The Actor Ichikawa Danjuro V as a Stone Image of Fudo Myoo in the Play Kitekaeru Nishiki no Wakayaka, Performed at the Nakamura Theater in the Eleventh Month, 1780
- Date:
- c. 1780
- Medium:
- Color woodblock print; hosoban; left sheet of diptych
- Source:
- Art Institute of Chicago
Description
Katsukawa Shunsho shows Ichikawa Danjuro V transformed into a stone image of the wrathful Buddhist deity Fudo Myoo in Kitekaeru Nishiki no Wakayaka, performed at the Nakamura Theater in the eleventh month of 1780. The Ichikawa line had a deep ritual connection to Fudo Myoo, and Danjuro V was famous for staging the moment when the actor, draped in robes that mimicked the deity's flame mandorla and gripping the sword and noose, held a long mie pose to suggest he had become the icon itself.

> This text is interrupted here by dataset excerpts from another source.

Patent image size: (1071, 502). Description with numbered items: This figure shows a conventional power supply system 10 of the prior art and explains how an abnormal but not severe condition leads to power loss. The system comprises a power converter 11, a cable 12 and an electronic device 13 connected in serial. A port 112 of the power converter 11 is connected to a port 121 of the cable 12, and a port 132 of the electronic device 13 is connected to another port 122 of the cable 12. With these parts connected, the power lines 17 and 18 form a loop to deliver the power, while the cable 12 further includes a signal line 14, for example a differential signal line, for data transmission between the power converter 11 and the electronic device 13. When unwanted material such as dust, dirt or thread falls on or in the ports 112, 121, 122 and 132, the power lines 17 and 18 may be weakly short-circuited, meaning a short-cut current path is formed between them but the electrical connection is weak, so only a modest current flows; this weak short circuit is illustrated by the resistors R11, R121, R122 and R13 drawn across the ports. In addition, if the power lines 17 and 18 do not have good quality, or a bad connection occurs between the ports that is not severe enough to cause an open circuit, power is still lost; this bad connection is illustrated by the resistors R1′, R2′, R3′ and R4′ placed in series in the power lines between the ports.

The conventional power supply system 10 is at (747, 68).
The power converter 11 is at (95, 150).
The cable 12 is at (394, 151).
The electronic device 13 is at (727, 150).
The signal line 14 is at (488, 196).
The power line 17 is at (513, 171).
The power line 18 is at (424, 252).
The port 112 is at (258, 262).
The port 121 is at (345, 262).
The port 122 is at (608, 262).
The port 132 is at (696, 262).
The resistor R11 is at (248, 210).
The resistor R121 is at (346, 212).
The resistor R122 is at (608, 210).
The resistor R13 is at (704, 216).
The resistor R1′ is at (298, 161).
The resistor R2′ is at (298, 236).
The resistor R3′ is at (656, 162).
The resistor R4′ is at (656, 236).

Shunsho captures the static, hieratic quality of that moment, the body straight, the eyes fixed, the flame nimbus implied by a halo-like screen behind the figure. The print, held by the Art Institute of Chicago, is a hosoban yakusha-e in the mature Katsukawa school manner that Shunsho perfected: restrained palette, decisive contour, and a likeness specific enough to identify the actor under the heavy stage make-up. Within Edo ukiyo-e the Katsukawa school's contribution was precisely this fusion of devotional iconography and recognizable celebrity, treating a great aragoto actor as both performer and a kind of living icon. The eleventh-month kaomise opening at which the play premiered was the season's most prestigious slot, when the three licensed Edo theaters unveiled the casts for the coming year, and Shunsho's print would have circulated widely as both publicity for the season and souvenir of an admired performance.